How can I speed up loading json strings to python dictionary through stdout/subprocess?
For reference, lets take a script mysubprocess.py
import json
import tempfile
JSON_SIZE = 250000
NUM_JSON = 20
d = [{'a': x, 'b': x, 'c': x, 'd': x, 'e': x, 'f': x} for x in range(JSON_SIZE)]
d = json.dumps(d)
for x in range(NUM_JSON):
## Method1
# print(d)
## Method2 and 3
tf = tempfile.NamedTemporaryFile(delete=False, mode="w")
tf.write(d)
tf.seek(0)
print(tf.name)
in test.py
import json
import subprocess
import mmap
proc = subprocess.Popen(['python', 'mysubprocess.py'],
stdout=subprocess.PIPE,
stderr=subprocess.PIPE)
for line in proc.stdout.readlines():
## Method1
# d = json.loads(line)
## Method2
# line = line.strip()
# with open(line, "r") as f:
# d = json.loads(f.read())
## Method3
line = line.strip()
with open(line, "r") as f:
with mmap.mmap(f.fileno(), length=0, access=mmap.ACCESS_READ) as mmap_obj:
d = json.loads(mmap_obj.read())
Where method1
is just printing the entire json strings into stdout and reading all the string in the main process.
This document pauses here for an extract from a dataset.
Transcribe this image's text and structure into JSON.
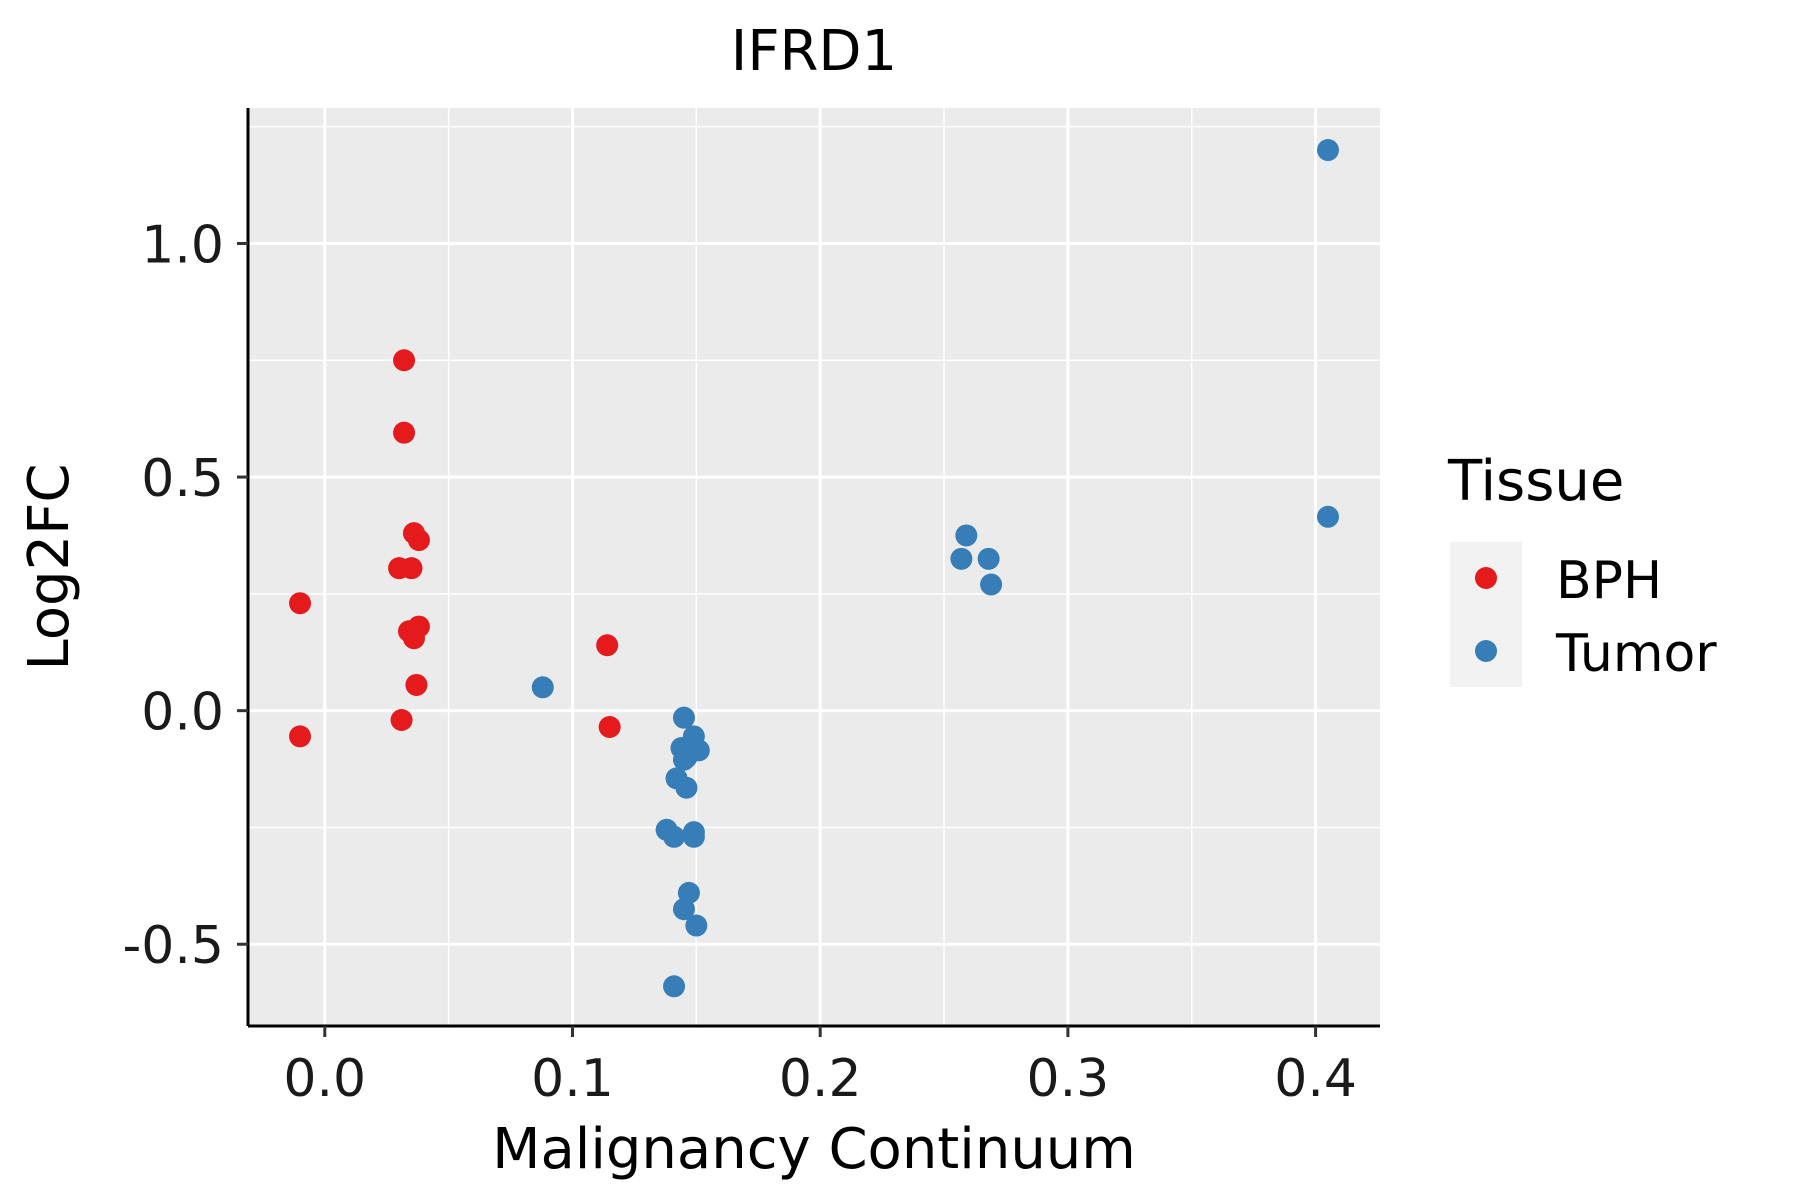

Method2
is saving the json string to a file and reading the file in the main process. Method3
is similar to method2 but loading to memory map.
Executing these in pypy3, I get:
Method1: 5.2s
Method2: 5.4s
Method3: 4.8s
Is there a more efficient way to get this done? Is there a way to use mmap and share that address instead of writing to a file then loading it into memory?